Joyce draws the reader’s attention to Maria’s nose and chin several times throughout “Clay.” The first example occurs in the story’s opening paragraphs, in which the narrator describes Maria as a woman with a “very long nose and a very long chin.” A few paragraphs later, one of the women makes a joke about Maria’s status as a spinster. Joyce writes that Maria’s “nose nearly met the tip of her chin” as she awkwardly laughs along with the other women. Similar rhetoric persists later in the paragraph when after another woman expresses her desire for a drink. The image of Maria’s nose almost touching her chin returns one final time as she is being blindfolded and led to the table to play the Hallow Eve game right after the previous player, a teenage girl, draws the ring. 

Joyce repeatedly presents the reader with a deceptively confusing image, but the motif begins to make sense thematically once one examines the context of each instance. In all of these examples, Maria is putting on a show and laughing through her discomfort. In the first example, she is embarrassed by one of the women teasingly suggesting that she will “get the ring” this year. In the second example, she is unsettled by a reference to alcohol which she does not approve of. In the final example, Maria is likely embarrassed that the girl before her drew the ring because it reminded her of the woman’s comment at the start of the text. In all of these examples, Maria’s improbable body contortion suggests that she is concaving into herself. Joyce focuses on this image to show that Maria is ashamed of her lonely, nonexistent life. 

Moments of Paralysis

“Clay” includes several moments of paralysis. For example, Maria is silent and allows both the women at the charity and the woman at the bakery to make fun of her lack of a husband. Furthermore, she merely responds to the man on the bus with “demure nods and hems” instead of having a more equal conversation. Finally, Joyce writes that Maria only agrees to play the Hallow Eve game after the Donnellys and their guests “insist” that she participate, implying that she did not want to play in the first place and simply acquiesced under the pressure. 

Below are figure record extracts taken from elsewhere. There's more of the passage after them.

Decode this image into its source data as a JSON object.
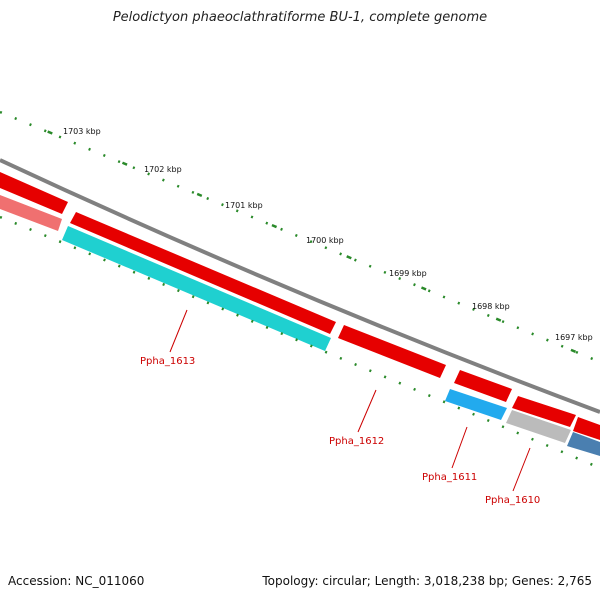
{
  "title": "Pelodictyon phaeoclathratiforme BU-1, complete genome",
  "footer": {
    "accession": "Accession: NC_011060",
    "summary": "Topology: circular; Length: 3,018,238 bp; Genes: 2,765"
  },
  "ticks": [
    {
      "label": "1703 kbp"
    },
    {
      "label": "1702 kbp"
    },
    {
      "label": "1701 kbp"
    },
    {
      "label": "1700 kbp"
    },
    {
      "label": "1699 kbp"
    },
    {
      "label": "1698 kbp"
    },
    {
      "label": "1697 kbp"
    }
  ],
  "genes": [
    {
      "label": "Ppha_1613"
    },
    {
      "label": "Ppha_1612"
    },
    {
      "label": "Ppha_1611"
    },
    {
      "label": "Ppha_1610"
    }
  ],
  "colors": {
    "cds": "#e60000",
    "cds_light": "#f07070",
    "cog_cyan": "#1fd0d0",
    "cog_blue": "#22aaee",
    "cog_gray": "#bbbbbb",
    "cog_steel": "#4a7fb0",
    "backbone": "#808080",
    "tick": "#2a8a2a"
  }
}
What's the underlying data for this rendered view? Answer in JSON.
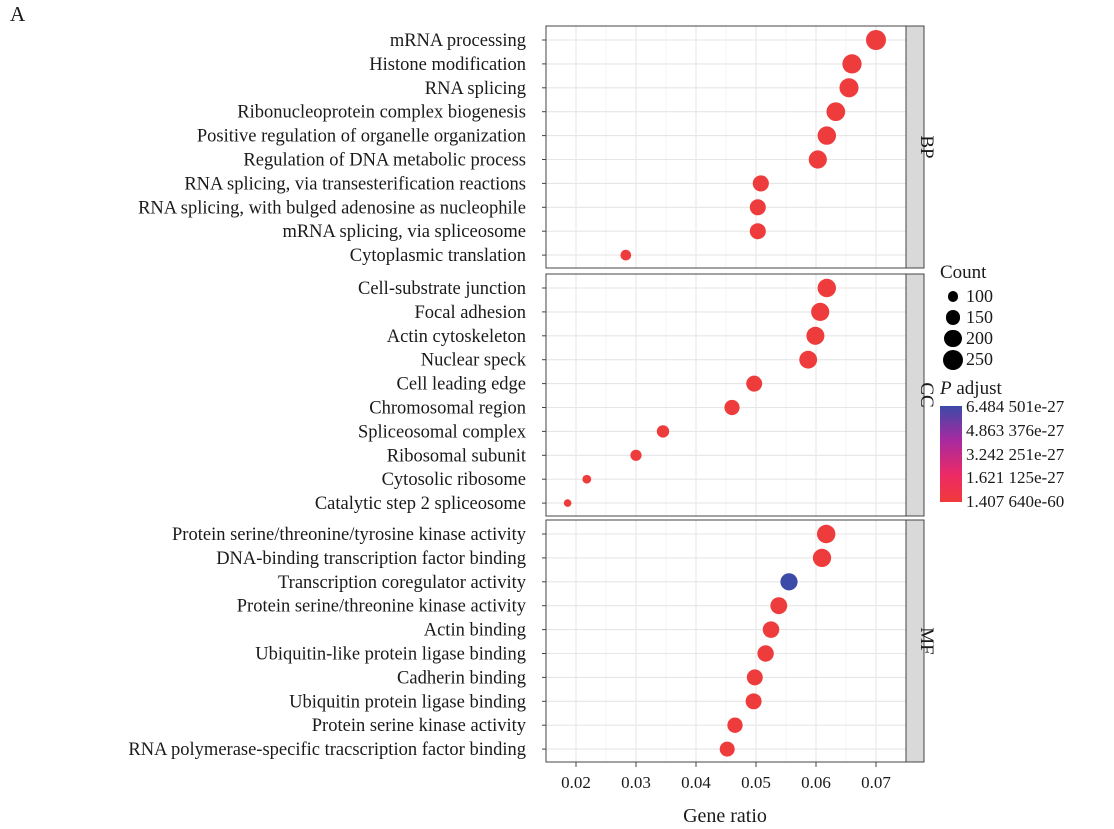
{
  "panel_label": "A",
  "chart_data": {
    "type": "scatter",
    "xlabel": "Gene ratio",
    "xlim": [
      0.015,
      0.075
    ],
    "xticks": [
      0.02,
      0.03,
      0.04,
      0.05,
      0.06,
      0.07
    ],
    "xtick_labels": [
      "0.02",
      "0.03",
      "0.04",
      "0.05",
      "0.06",
      "0.07"
    ],
    "grid": true,
    "facets": [
      {
        "name": "BP",
        "terms": [
          {
            "label": "mRNA processing",
            "gene_ratio": 0.07,
            "count": 250,
            "p_adjust": 1.41e-60
          },
          {
            "label": "Histone modification",
            "gene_ratio": 0.066,
            "count": 235,
            "p_adjust": 1.41e-60
          },
          {
            "label": "RNA splicing",
            "gene_ratio": 0.0655,
            "count": 232,
            "p_adjust": 1.41e-60
          },
          {
            "label": "Ribonucleoprotein complex biogenesis",
            "gene_ratio": 0.0633,
            "count": 225,
            "p_adjust": 1.41e-60
          },
          {
            "label": "Positive regulation of organelle organization",
            "gene_ratio": 0.0618,
            "count": 220,
            "p_adjust": 1.41e-60
          },
          {
            "label": "Regulation of DNA metabolic process",
            "gene_ratio": 0.0603,
            "count": 215,
            "p_adjust": 1.41e-60
          },
          {
            "label": "RNA splicing, via transesterification reactions",
            "gene_ratio": 0.0508,
            "count": 180,
            "p_adjust": 1.41e-60
          },
          {
            "label": "RNA splicing, with bulged adenosine as nucleophile",
            "gene_ratio": 0.0503,
            "count": 178,
            "p_adjust": 1.41e-60
          },
          {
            "label": "mRNA splicing, via spliceosome",
            "gene_ratio": 0.0503,
            "count": 178,
            "p_adjust": 1.41e-60
          },
          {
            "label": "Cytoplasmic translation",
            "gene_ratio": 0.0283,
            "count": 100,
            "p_adjust": 1.41e-60
          }
        ]
      },
      {
        "name": "CC",
        "terms": [
          {
            "label": "Cell-substrate junction",
            "gene_ratio": 0.0618,
            "count": 220,
            "p_adjust": 1.41e-60
          },
          {
            "label": "Focal adhesion",
            "gene_ratio": 0.0607,
            "count": 216,
            "p_adjust": 1.41e-60
          },
          {
            "label": "Actin cytoskeleton",
            "gene_ratio": 0.0599,
            "count": 213,
            "p_adjust": 1.41e-60
          },
          {
            "label": "Nuclear speck",
            "gene_ratio": 0.0587,
            "count": 209,
            "p_adjust": 1.41e-60
          },
          {
            "label": "Cell leading edge",
            "gene_ratio": 0.0497,
            "count": 177,
            "p_adjust": 1.41e-60
          },
          {
            "label": "Chromosomal region",
            "gene_ratio": 0.046,
            "count": 164,
            "p_adjust": 1.41e-60
          },
          {
            "label": "Spliceosomal complex",
            "gene_ratio": 0.0345,
            "count": 123,
            "p_adjust": 1.41e-60
          },
          {
            "label": "Ribosomal subunit",
            "gene_ratio": 0.03,
            "count": 107,
            "p_adjust": 1.41e-60
          },
          {
            "label": "Cytosolic ribosome",
            "gene_ratio": 0.0218,
            "count": 78,
            "p_adjust": 1.41e-60
          },
          {
            "label": "Catalytic step 2 spliceosome",
            "gene_ratio": 0.0186,
            "count": 66,
            "p_adjust": 1.41e-60
          }
        ]
      },
      {
        "name": "MF",
        "terms": [
          {
            "label": "Protein serine/threonine/tyrosine kinase activity",
            "gene_ratio": 0.0617,
            "count": 220,
            "p_adjust": 1.41e-60
          },
          {
            "label": "DNA-binding transcription factor binding",
            "gene_ratio": 0.061,
            "count": 217,
            "p_adjust": 1.41e-60
          },
          {
            "label": "Transcription coregulator activity",
            "gene_ratio": 0.0555,
            "count": 198,
            "p_adjust": 6.48e-27
          },
          {
            "label": "Protein serine/threonine kinase activity",
            "gene_ratio": 0.0538,
            "count": 192,
            "p_adjust": 1.41e-60
          },
          {
            "label": "Actin binding",
            "gene_ratio": 0.0525,
            "count": 187,
            "p_adjust": 1.41e-60
          },
          {
            "label": "Ubiquitin-like protein ligase binding",
            "gene_ratio": 0.0516,
            "count": 184,
            "p_adjust": 1.41e-60
          },
          {
            "label": "Cadherin binding",
            "gene_ratio": 0.0498,
            "count": 177,
            "p_adjust": 1.41e-60
          },
          {
            "label": "Ubiquitin protein ligase binding",
            "gene_ratio": 0.0496,
            "count": 177,
            "p_adjust": 1.41e-60
          },
          {
            "label": "Protein serine kinase activity",
            "gene_ratio": 0.0465,
            "count": 166,
            "p_adjust": 1.41e-60
          },
          {
            "label": "RNA polymerase-specific tracscription factor binding",
            "gene_ratio": 0.0452,
            "count": 161,
            "p_adjust": 1.41e-60
          }
        ]
      }
    ],
    "legend": {
      "placement": "right",
      "size": {
        "title": "Count",
        "breaks": [
          100,
          150,
          200,
          250
        ],
        "labels": [
          "100",
          "150",
          "200",
          "250"
        ]
      },
      "color": {
        "title_italic": "P",
        "title_rest": " adjust",
        "labels": [
          "6.484 501e-27",
          "4.863 376e-27",
          "3.242 251e-27",
          "1.621 125e-27",
          "1.407 640e-60"
        ],
        "low_color": "#f03a3a",
        "high_color": "#3c4aa8"
      }
    },
    "colors": {
      "panel_background": "#ffffff",
      "grid": "#e6e6e6",
      "strip_background": "#d9d9d9",
      "point_low": "#ee3b3b",
      "point_high": "#3c4aa8"
    }
  }
}
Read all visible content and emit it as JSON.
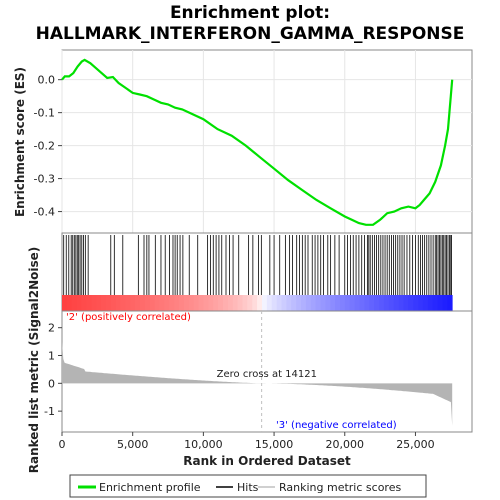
{
  "chart_data": {
    "type": "line",
    "title": "Enrichment plot:\nHALLMARK_INTERFERON_GAMMA_RESPONSE",
    "xlabel": "Rank in Ordered Dataset",
    "ylabel_top": "Enrichment score (ES)",
    "ylabel_bottom": "Ranked list metric (Signal2Noise)",
    "x_ticks": [
      "0",
      "5,000",
      "10,000",
      "15,000",
      "20,000",
      "25,000"
    ],
    "es_yticks": [
      "0.0",
      "-0.1",
      "-0.2",
      "-0.3",
      "-0.4"
    ],
    "metric_yticks": [
      "2",
      "1",
      "0",
      "-1"
    ],
    "xlim": [
      0,
      29000
    ],
    "es_ylim": [
      -0.465,
      0.09
    ],
    "metric_ylim": [
      -1.75,
      2.6
    ],
    "zero_cross_rank": 14121,
    "zero_cross_label": "Zero cross at 14121",
    "positive_label": "'2' (positively correlated)",
    "negative_label": "'3' (negative correlated)",
    "n_genes": 27600,
    "enrichment_profile": {
      "name": "Enrichment profile",
      "x": [
        0,
        200,
        500,
        800,
        1100,
        1400,
        1600,
        2000,
        2400,
        2800,
        3200,
        3600,
        4000,
        4500,
        5000,
        5500,
        6000,
        6500,
        7000,
        7500,
        8000,
        8500,
        9000,
        10000,
        11000,
        12000,
        13000,
        14000,
        15000,
        16000,
        17000,
        18000,
        19000,
        20000,
        20500,
        21000,
        21500,
        22000,
        22500,
        23000,
        23500,
        24000,
        24500,
        25000,
        25300,
        25600,
        26000,
        26400,
        26800,
        27100,
        27300,
        27400,
        27500,
        27600
      ],
      "y": [
        0.0,
        0.01,
        0.01,
        0.02,
        0.04,
        0.055,
        0.06,
        0.05,
        0.035,
        0.02,
        0.005,
        0.008,
        -0.01,
        -0.025,
        -0.04,
        -0.045,
        -0.05,
        -0.06,
        -0.07,
        -0.075,
        -0.085,
        -0.09,
        -0.1,
        -0.12,
        -0.15,
        -0.17,
        -0.2,
        -0.235,
        -0.27,
        -0.305,
        -0.335,
        -0.365,
        -0.39,
        -0.415,
        -0.425,
        -0.435,
        -0.44,
        -0.44,
        -0.425,
        -0.405,
        -0.4,
        -0.39,
        -0.385,
        -0.39,
        -0.38,
        -0.365,
        -0.345,
        -0.31,
        -0.26,
        -0.2,
        -0.15,
        -0.1,
        -0.05,
        0.0
      ]
    },
    "hits": [
      120,
      300,
      480,
      650,
      760,
      870,
      980,
      1080,
      1180,
      1280,
      1400,
      1520,
      1650,
      1850,
      3450,
      3700,
      4300,
      5400,
      5800,
      6000,
      6150,
      6600,
      7000,
      7300,
      7600,
      7850,
      8000,
      8150,
      8350,
      8550,
      9000,
      9600,
      10300,
      10500,
      10700,
      10900,
      11100,
      11300,
      11600,
      11850,
      12100,
      12500,
      13200,
      13500,
      13900,
      14100,
      14700,
      15000,
      15400,
      15800,
      16100,
      16300,
      16600,
      16800,
      17000,
      17200,
      17400,
      17700,
      17900,
      18100,
      18300,
      18500,
      18800,
      19000,
      19300,
      19600,
      20000,
      20200,
      20400,
      20600,
      20800,
      21000,
      21200,
      21400,
      21600,
      21700,
      21800,
      21950,
      22100,
      22250,
      22400,
      22550,
      22700,
      22850,
      23000,
      23150,
      23300,
      23450,
      23600,
      23750,
      23900,
      24050,
      24200,
      24400,
      24600,
      24800,
      25000,
      25200,
      25350,
      25500,
      25650,
      25800,
      25950,
      26100,
      26250,
      26400,
      26500,
      26600,
      26700,
      26800,
      26900,
      27000,
      27100,
      27200,
      27300,
      27400,
      27500,
      27550
    ],
    "legend": [
      "Enrichment profile",
      "Hits",
      "Ranking metric scores"
    ],
    "colors": {
      "profile": "#00e000",
      "hits": "#000000",
      "metric_fill": "#b4b4b4",
      "positive": "#ff0000",
      "negative": "#0000ff",
      "zero_line": "#c0c0c0",
      "positive_label": "#ff0000",
      "negative_label": "#0000ff"
    }
  }
}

Maria freezes whenever she arrives at a crossroads, something that is consistent with many characters in Dubliners. In most of the stories in Dubliners, a character has a desire, faces obstacles to it, then ultimately relents and suddenly stops all action. These moments of paralysis showcase the characters’ inability to change their lives and reverse the routines that hamper their wishes. Such immobility fixes the Dubliners in cycles of experience. Throughout the collection, this stifling state appears as part of daily life in Dublin, which all Dubliners ultimately acknowledge and accept. In the case of Maria from “Clay,” her moments of paralysis represent the stagnant life that she is unable to break free from.